Há muitos milênios, vivíamos em sociedades matriarcais: sem poder sobre a natureza, a humanidade temia e respeitava seus mistérios e tinha, como recursos de sobrevivência, a busca da harmonia temerosa e assustada com suas intempéries, a vigilância constante de suas variações e a abnegação diante de sua grandiosidade e onipotência.
O ser humano trilhou seu caminho sobre a terra e se fez multiplicar através do controle de conhecimentos e instrumentos que permitiam olhar nos olhos do furacão: ao enfrentar a natureza de igual para igual, ao nos protegermos dela, decidimos contra-atacar e nos permitimos usá-la em prol do progresso, da manutenção da vida humana longeva, das riquezas adquiridas e acumuladas, do poder exercido sobre aquilo que parecia insuperável aos nossos ancestrais.
Yin-Yang: o feminino e o masculino. A mulher e o homem. A terra e o fogo. O elemento que dá nome ao nosso planeta é essencialmente feminino. A terra acolhe, como um útero, as sementes que, como o sêmen, engravidam a terra que frutifica e floresce em abundância. Mas, o que pode a terra receptiva contra a inseminação mortal que não pretende gerar vida? Mas, o que pode a terra desprotegida contra o fogo – elemento essencialmente masculino – que drena sua força vital e esteriliza seu útero com violência e brutalidade?

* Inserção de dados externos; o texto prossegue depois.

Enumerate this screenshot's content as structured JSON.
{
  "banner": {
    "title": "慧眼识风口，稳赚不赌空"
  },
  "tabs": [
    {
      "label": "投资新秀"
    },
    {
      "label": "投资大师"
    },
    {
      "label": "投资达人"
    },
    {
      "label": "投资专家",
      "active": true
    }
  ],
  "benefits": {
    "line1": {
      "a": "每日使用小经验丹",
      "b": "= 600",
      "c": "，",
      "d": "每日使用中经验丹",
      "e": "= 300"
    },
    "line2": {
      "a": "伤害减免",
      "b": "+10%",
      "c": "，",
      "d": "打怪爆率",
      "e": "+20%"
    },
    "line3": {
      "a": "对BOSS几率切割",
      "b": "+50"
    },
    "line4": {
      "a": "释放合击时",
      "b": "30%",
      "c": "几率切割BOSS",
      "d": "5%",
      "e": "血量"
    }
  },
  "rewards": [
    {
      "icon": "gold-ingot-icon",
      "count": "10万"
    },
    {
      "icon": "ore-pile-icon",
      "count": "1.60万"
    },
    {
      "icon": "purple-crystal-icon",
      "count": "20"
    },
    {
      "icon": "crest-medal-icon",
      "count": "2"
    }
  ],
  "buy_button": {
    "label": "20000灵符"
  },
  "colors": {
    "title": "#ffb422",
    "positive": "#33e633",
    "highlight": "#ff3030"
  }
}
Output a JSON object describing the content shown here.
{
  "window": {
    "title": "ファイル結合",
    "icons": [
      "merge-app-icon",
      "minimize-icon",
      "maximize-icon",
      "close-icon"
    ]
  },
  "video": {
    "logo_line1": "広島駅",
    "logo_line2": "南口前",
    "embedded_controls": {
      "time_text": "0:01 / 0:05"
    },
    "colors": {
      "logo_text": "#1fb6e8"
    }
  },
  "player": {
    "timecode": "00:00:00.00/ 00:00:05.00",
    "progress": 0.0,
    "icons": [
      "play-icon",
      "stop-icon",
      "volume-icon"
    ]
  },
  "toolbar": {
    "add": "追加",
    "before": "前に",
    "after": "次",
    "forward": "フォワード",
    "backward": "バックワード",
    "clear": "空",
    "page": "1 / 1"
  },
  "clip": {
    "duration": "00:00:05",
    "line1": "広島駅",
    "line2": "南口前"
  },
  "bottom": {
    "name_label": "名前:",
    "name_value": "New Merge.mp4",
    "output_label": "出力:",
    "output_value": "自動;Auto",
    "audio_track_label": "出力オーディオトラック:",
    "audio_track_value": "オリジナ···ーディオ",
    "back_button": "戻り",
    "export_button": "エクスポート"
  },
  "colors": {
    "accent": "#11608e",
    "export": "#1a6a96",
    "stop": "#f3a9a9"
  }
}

Há muito tempo, vivemos em sociedades patriarcais e nosso poder crescente sobre a natureza faz com que a humanidade desdenhe da terra: a harmonia, agora desnecessária, se transformou em escárnio, escarro e truculência. A sociedade moderna não espera o tempo agreste, não admira a potência natural, não planta com reverência para agraciar a colheita e não celebra a importância e beleza da terra. Não sendo mais temida, a natureza merece ser humilhada. Uma vez no pseudo controle dos rumos da vida os seres humanos decidem estuprar a terra para mostrar que podem, para mostrar quem manda.
O agronegócio tem rosto. Os grandes latifundiários têm bolso. As armas belicofálicas estão nas mãos. O fogo que queima e desfigura a face e o seio da terra é Yang/masculino. E o corpo mutilado da terra yin/feminina fenece, feito espetáculo de horror – será que a terra merece ser violentada? Será que a terra, mesmo calada, é a culpada por todo o seu sofrimento? Será que todos aqueles que pedem respeito para a deusa terra não passam de hereges desobedientes da palavra/ordem do deus cristão antinatural, criado somente à imagem e semelhança do homem e anulando a mulher?
Antes do patriarcado, antes do matriarcado, antes do surgimento da terra/gaia, a mitologia mais antiga que ainda consegue ser relembrada nos conta que o que existia era o caos, o princípio disforme aonde era o vazio. Esse é o nosso caminho em pleno curso: no fim, depois da mulher fértil veio o homem estéril e o que vem além do homem é o nada.